I kicked off my day hearing from IRENA, the International Renewable Energy Agency, on recent findings from a soon-to-be launched report on the socio-economic benefits of the energy transition. Based on country targets IRENA modeled the global benefits of shifting to renewable energy. Overall IRENA found that the energy transition will add 11 million additional energy sector jobs, provide 1% of global GDP growth, and increase welfare benefits (including environmental, social, health, and economic indicators) by 15% by 2050. IRENA stressed energy is not an isolated sector, rather all aspects of society can and will benefit from the transition to clean, affordable energy for all.

The theme of a just energy transition carried on throughout the day. In a later event on the energy transition, the Ministry of Trade and Industry of Singapore shared his perspective as a small developing island. Singapore is a resource, energy, and land constrained city-state that relies heavily on trade imports as the basis of its economy. The Minister underlined the importance of remaining conscious of national circumstances when developing the Katowice rulebook for implementation of the Paris Agreement.  


 Katowice Pavilion highlights the transition from Black to Green and features a display of coal based products.

Katowice Pavilion highlights the transition from Black to Green and features a display of coal based products.

Many oil and coal dependent countries are looking to carbon capture utilization and storage (CCUS) as one way to cut emissions while grappling with the reality of carbon locked infrastructure. One third of CO2 emissions come from coal-fired power plants and less than half are 15 years old. While costs still remain high, CCUS is gaining increased attention as a viable pathway to low emission development, particularly as carbon pricing schemes begin to take shape around the globe. More work is still to be done, however. Unfortunately, CO2 emissions are projected to increase for the second year in a row according to the International Energy Agency. Representatives from Canada, the European Commission and Costa Rica share hope that success at COP24 will allow for better tracking and increased funding for low carbon technology.  

One of the most impactful conversations I had today came not from a high-level panelist nor country delegate but rather from a student who was born and raised in Katowice, our host for this year’s COP. I learned about the deep history and connection to the coal industry in this region. In a note of irony not lost on the student she shared her excitement about Barbórka, a regional festival celebrated each December 4th to celebrate Saint Barbara, the patron saint of coal miners. The festival is a time of family gathering where singing, dancing and sharing stories of mining folklore over hearty meals is cherished by all.  

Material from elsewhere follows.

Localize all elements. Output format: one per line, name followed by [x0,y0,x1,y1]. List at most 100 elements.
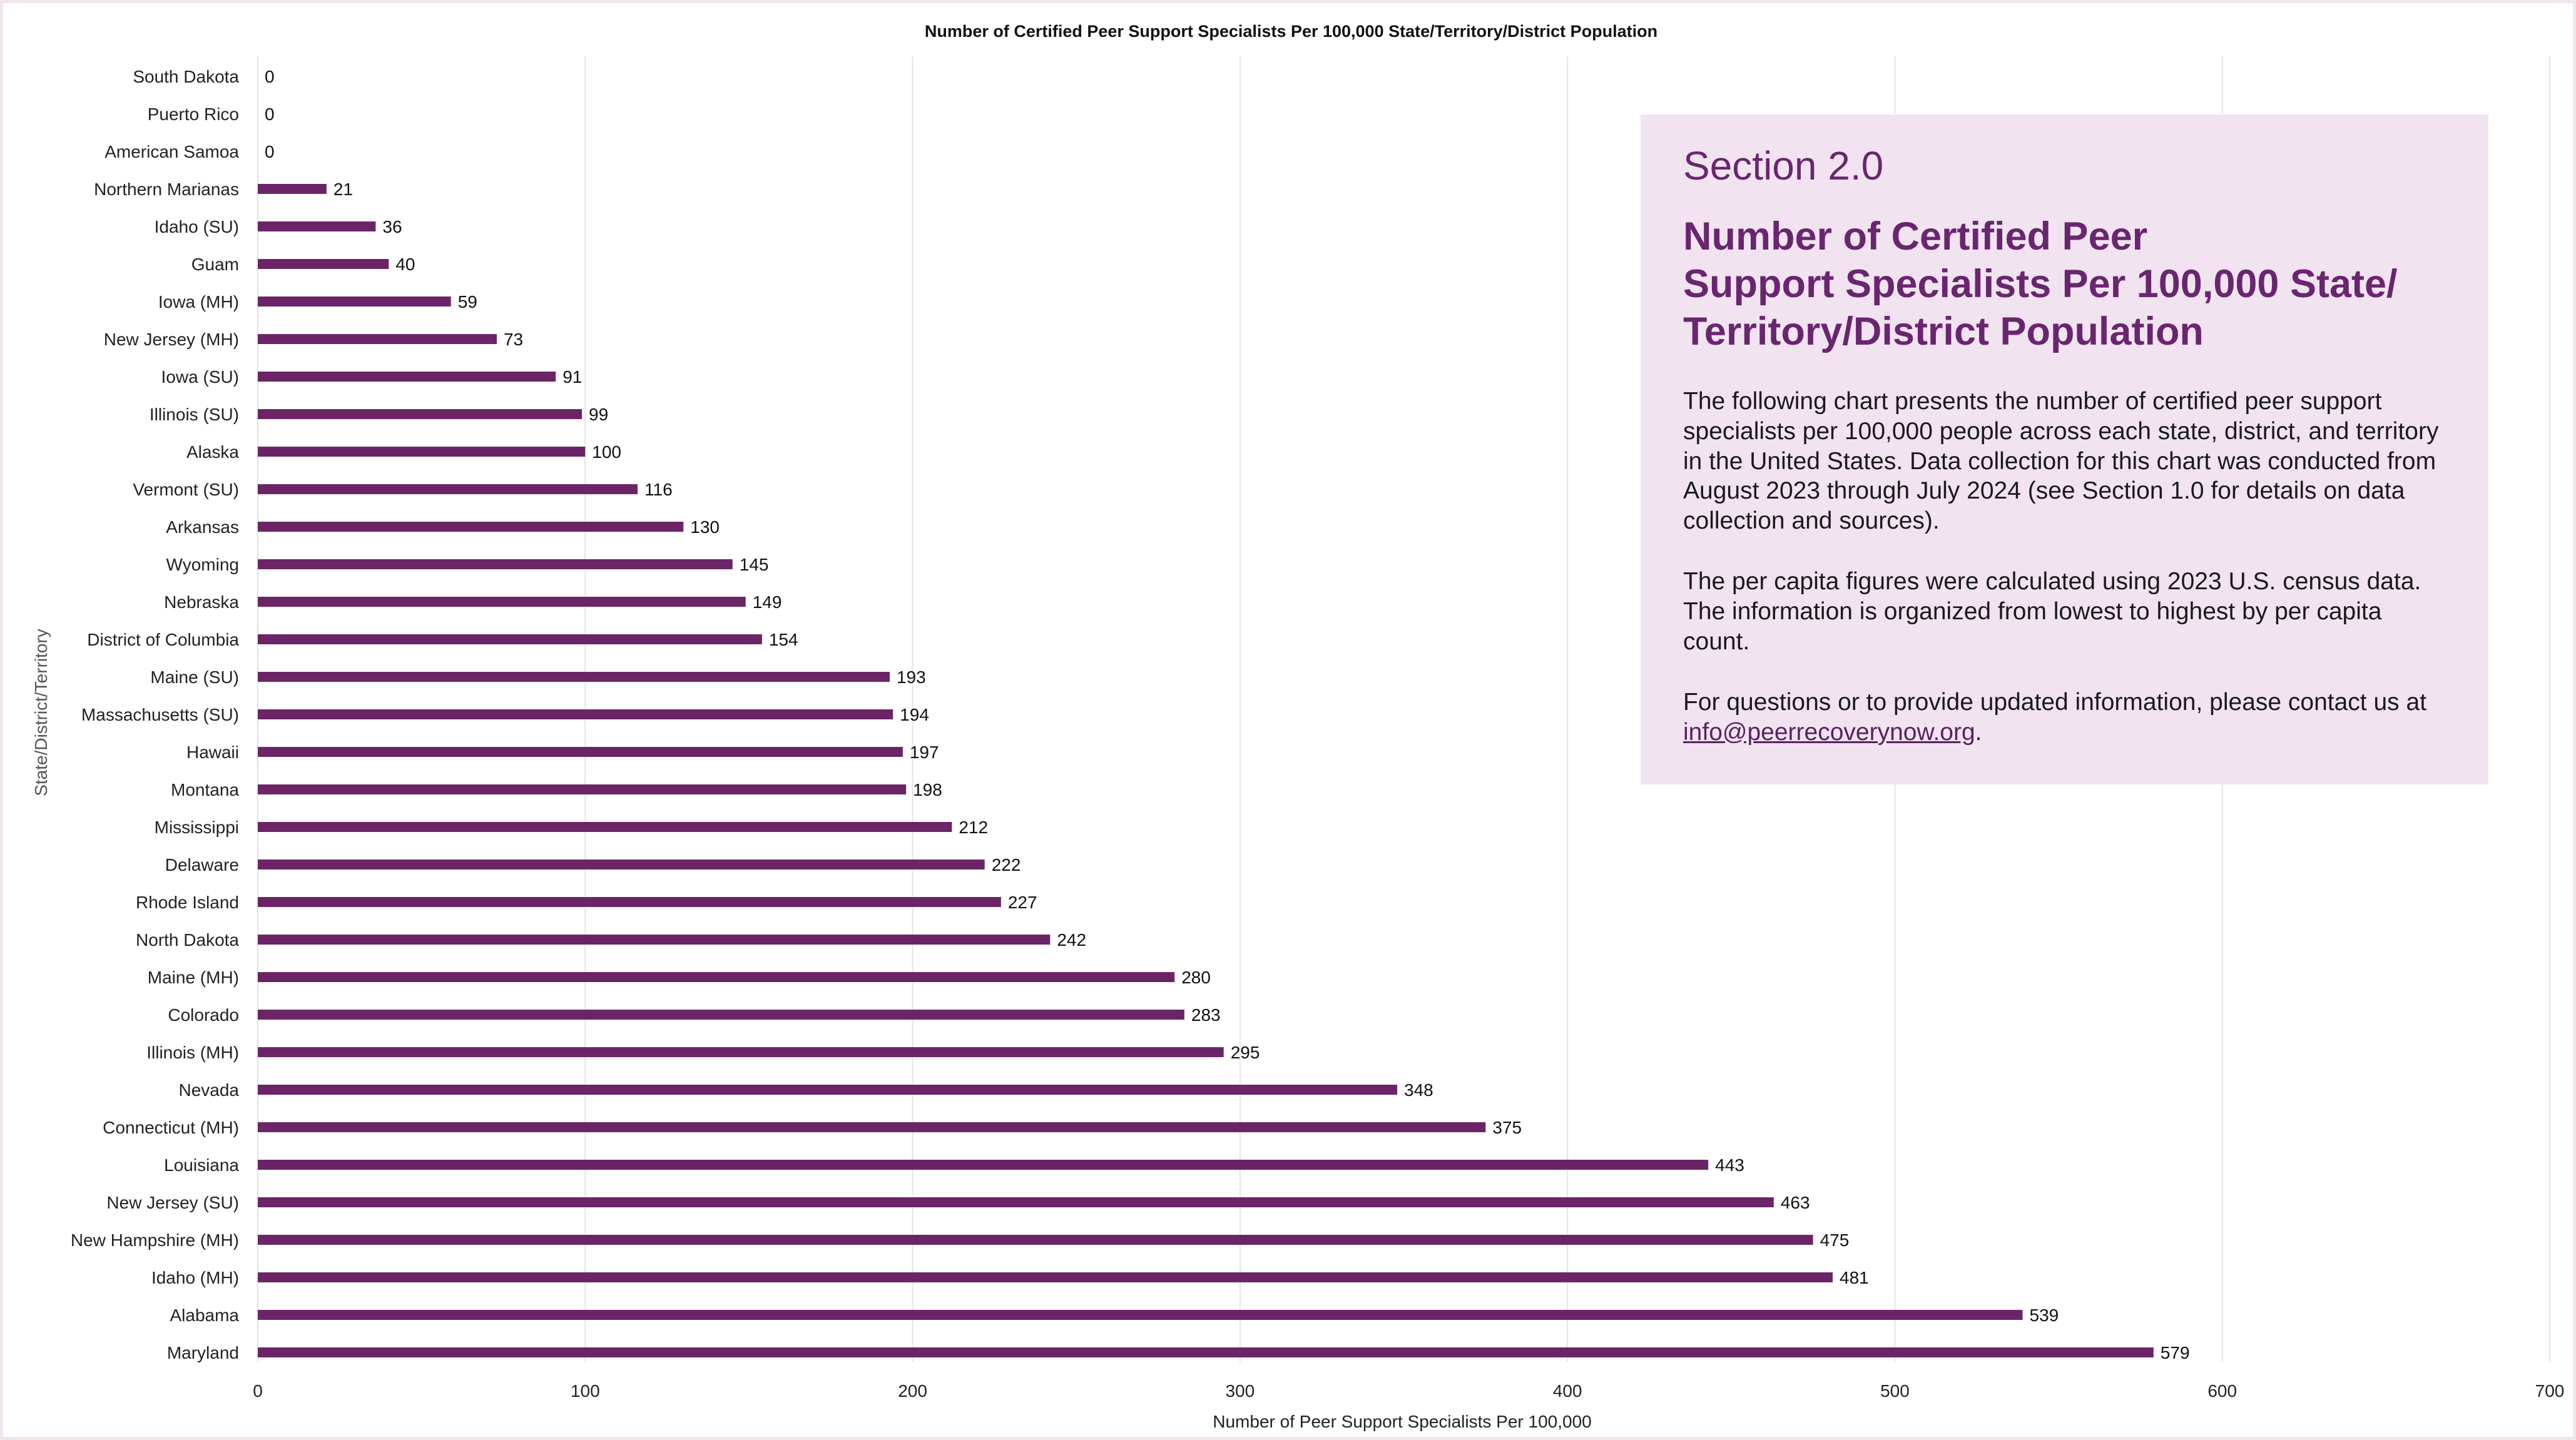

Transitioning to low-carbon energy sectors is critical to achieving the Paris Agreement and curbing climate change, however festivals such as Barbórka serve as a keen reminder that transition isn’t easy, from both economic and social perspectives. Over the course of the day I was encouraged by efforts already underway to create sustainable, just and democratic energy solutions that not only help combat the changing climate but also offer wider social and economic benefits to communities near and far.